Location: Cairns, Queensland, Australia
February 18, 2011 3:48 am
This photo was taken last night on the screen door of my cousin’s apartment in Cairns, Australia. What sort of moth is it??? Is there something wrong with it – it looks like it has eggs or bubbles or something on it’s head. My cousin also said it has ’horns’
Signature: Researched Out!

noctuoid_australia

Dear Researched Out,
We are exhausted thinking about what it must be like to research this creature.  We believe it is a member of the superfamily Noctuoidea, and in a playful moment, we would call it a Noctuoid.  We can’t help but to wonder if that odd blue head is a trait of this moth, or if there is something alien going on.  We don’t have the time to research this at the moment, and we might even believe it would be a fruitless search.

Update from Karl
Hi Daniel and Researched Out:
I don’t know if I can advance this any further but I will give it a shot.  It is unfortunate that the photo isn’t a little sharper because there appear to be some fairly distinctive details that are frustratingly not quite discernible.  The overall appearance and color look a lot like the Fruit-piercing Moth (Noctuidae: Catocalinae), Eudocima iridescens (formerly Othreis iridescens).
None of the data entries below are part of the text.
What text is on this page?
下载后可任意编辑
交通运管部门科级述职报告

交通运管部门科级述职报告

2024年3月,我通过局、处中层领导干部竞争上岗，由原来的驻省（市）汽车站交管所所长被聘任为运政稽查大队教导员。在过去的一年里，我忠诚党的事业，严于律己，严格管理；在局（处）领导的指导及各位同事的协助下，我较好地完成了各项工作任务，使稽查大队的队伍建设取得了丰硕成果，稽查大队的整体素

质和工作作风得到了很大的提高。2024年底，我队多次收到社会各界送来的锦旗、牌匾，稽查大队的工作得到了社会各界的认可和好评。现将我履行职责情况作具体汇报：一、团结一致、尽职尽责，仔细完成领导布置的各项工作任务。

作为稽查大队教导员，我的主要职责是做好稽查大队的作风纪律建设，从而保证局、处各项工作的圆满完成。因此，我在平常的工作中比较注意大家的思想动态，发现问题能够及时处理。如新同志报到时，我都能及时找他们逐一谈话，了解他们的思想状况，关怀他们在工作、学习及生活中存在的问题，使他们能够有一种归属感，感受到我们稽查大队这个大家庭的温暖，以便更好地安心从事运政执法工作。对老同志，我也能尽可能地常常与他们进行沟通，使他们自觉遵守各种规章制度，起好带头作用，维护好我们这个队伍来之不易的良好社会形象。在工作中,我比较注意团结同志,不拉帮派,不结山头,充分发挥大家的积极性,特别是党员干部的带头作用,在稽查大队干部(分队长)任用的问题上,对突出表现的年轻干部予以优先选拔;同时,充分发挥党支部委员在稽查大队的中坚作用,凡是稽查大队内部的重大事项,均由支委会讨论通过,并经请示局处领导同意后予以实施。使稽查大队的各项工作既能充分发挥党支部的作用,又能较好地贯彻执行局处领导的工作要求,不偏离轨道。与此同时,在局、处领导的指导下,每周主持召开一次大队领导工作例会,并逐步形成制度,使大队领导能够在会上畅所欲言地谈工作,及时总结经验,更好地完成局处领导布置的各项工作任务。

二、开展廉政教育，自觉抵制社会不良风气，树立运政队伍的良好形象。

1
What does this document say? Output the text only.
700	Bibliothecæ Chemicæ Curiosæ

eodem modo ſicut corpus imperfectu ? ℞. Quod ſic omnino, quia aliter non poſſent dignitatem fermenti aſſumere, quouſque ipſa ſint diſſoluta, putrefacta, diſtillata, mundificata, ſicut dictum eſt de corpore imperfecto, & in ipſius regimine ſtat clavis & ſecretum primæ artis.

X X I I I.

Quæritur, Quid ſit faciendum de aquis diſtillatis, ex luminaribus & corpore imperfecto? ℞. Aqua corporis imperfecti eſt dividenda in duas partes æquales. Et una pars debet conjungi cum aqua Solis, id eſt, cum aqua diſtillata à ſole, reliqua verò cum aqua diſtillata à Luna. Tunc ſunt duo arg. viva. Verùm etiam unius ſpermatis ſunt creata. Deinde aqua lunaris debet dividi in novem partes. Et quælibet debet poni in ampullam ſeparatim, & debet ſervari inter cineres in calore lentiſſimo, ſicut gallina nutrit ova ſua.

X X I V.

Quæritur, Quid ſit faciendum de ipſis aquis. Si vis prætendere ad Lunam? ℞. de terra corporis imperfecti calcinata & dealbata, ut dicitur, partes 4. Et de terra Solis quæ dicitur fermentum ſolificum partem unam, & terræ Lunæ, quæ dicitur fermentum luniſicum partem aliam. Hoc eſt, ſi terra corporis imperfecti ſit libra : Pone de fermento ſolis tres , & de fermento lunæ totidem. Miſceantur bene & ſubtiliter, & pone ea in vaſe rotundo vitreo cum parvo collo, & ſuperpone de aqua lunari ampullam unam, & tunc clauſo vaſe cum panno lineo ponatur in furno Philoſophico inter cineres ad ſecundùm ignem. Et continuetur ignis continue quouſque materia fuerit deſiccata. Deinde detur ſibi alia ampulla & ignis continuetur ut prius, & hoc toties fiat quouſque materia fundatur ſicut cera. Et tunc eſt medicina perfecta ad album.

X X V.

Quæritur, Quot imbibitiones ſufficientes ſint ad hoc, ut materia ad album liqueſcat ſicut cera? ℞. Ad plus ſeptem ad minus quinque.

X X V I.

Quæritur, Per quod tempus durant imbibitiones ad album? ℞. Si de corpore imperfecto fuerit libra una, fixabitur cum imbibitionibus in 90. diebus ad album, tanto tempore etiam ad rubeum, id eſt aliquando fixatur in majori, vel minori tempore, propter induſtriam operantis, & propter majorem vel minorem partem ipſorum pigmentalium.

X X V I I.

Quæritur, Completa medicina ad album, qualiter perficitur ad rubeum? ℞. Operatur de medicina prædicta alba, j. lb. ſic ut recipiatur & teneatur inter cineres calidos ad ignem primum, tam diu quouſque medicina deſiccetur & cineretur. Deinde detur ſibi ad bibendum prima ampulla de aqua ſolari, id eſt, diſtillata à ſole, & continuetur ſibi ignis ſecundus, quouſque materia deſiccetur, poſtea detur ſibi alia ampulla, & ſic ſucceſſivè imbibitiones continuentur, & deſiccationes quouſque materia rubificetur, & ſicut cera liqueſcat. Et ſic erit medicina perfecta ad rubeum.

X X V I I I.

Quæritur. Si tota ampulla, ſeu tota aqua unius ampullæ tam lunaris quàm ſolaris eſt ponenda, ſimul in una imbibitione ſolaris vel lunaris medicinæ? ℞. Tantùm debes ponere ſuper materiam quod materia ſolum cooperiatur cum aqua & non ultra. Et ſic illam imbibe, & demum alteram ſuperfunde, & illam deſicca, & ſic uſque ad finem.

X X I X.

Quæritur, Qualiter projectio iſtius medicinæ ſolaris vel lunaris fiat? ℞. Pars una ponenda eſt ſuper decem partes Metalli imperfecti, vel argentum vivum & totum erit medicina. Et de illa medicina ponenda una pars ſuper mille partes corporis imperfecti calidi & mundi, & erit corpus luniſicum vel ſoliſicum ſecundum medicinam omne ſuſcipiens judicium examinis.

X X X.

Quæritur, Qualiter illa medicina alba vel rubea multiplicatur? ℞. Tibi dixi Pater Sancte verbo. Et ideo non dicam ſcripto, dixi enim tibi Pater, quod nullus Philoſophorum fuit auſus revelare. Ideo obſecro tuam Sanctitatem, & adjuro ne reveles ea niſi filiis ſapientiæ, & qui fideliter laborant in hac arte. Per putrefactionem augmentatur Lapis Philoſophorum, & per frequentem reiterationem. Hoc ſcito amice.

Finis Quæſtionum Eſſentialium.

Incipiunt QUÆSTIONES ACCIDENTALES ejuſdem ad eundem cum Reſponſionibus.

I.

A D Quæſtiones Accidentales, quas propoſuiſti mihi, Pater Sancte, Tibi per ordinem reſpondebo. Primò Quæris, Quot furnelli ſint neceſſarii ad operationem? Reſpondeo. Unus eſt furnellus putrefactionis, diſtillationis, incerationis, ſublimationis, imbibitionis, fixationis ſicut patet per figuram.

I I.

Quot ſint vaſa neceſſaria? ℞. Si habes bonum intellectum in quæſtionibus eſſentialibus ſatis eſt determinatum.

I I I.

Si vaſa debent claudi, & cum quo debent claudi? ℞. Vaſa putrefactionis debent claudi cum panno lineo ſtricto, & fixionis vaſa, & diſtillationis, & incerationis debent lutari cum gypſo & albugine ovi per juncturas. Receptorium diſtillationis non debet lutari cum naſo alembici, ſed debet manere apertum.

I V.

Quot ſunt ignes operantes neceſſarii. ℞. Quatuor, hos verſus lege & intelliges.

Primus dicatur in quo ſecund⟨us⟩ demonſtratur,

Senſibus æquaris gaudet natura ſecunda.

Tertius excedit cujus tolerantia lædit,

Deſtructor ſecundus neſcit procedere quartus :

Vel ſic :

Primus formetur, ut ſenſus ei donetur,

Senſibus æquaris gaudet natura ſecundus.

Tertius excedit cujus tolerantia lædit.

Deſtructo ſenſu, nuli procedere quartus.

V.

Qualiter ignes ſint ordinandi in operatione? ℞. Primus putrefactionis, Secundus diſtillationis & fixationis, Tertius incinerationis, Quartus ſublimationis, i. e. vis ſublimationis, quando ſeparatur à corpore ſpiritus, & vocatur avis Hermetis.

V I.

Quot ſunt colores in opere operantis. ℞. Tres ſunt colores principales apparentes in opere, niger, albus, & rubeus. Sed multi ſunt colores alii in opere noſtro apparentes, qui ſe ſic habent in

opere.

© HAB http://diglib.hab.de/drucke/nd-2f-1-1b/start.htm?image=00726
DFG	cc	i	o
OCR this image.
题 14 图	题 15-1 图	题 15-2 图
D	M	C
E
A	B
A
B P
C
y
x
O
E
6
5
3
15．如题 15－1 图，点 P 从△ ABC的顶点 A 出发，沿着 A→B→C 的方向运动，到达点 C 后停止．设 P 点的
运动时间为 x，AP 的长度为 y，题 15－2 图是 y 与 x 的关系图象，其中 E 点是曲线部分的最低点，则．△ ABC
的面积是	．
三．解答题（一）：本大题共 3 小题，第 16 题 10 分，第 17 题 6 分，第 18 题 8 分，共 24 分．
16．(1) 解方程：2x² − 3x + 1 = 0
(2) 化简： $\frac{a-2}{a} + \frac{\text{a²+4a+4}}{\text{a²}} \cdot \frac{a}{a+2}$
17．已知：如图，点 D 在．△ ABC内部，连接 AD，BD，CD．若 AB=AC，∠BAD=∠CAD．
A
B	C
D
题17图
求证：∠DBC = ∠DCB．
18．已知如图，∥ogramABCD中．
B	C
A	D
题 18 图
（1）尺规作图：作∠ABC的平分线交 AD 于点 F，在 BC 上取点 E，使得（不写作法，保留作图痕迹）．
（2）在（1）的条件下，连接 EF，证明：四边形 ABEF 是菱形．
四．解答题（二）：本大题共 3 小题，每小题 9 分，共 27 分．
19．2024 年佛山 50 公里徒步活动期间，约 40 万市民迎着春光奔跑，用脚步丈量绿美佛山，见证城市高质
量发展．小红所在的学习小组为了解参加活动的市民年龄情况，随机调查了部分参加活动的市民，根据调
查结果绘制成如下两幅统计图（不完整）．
The front end of this moth is definitely strange and interesting and could perhaps, under certain conditions, be interpreted as covered in bubbles (if they really were bubbles then I remain stumped). It has a distinctive ruff of raised feathery hairs that looks similar to your photo. This could give the appearance of ‘horns’, and I did come across one site that described the females as having horns.  Does this look something like what you saw? Regards.  Karl.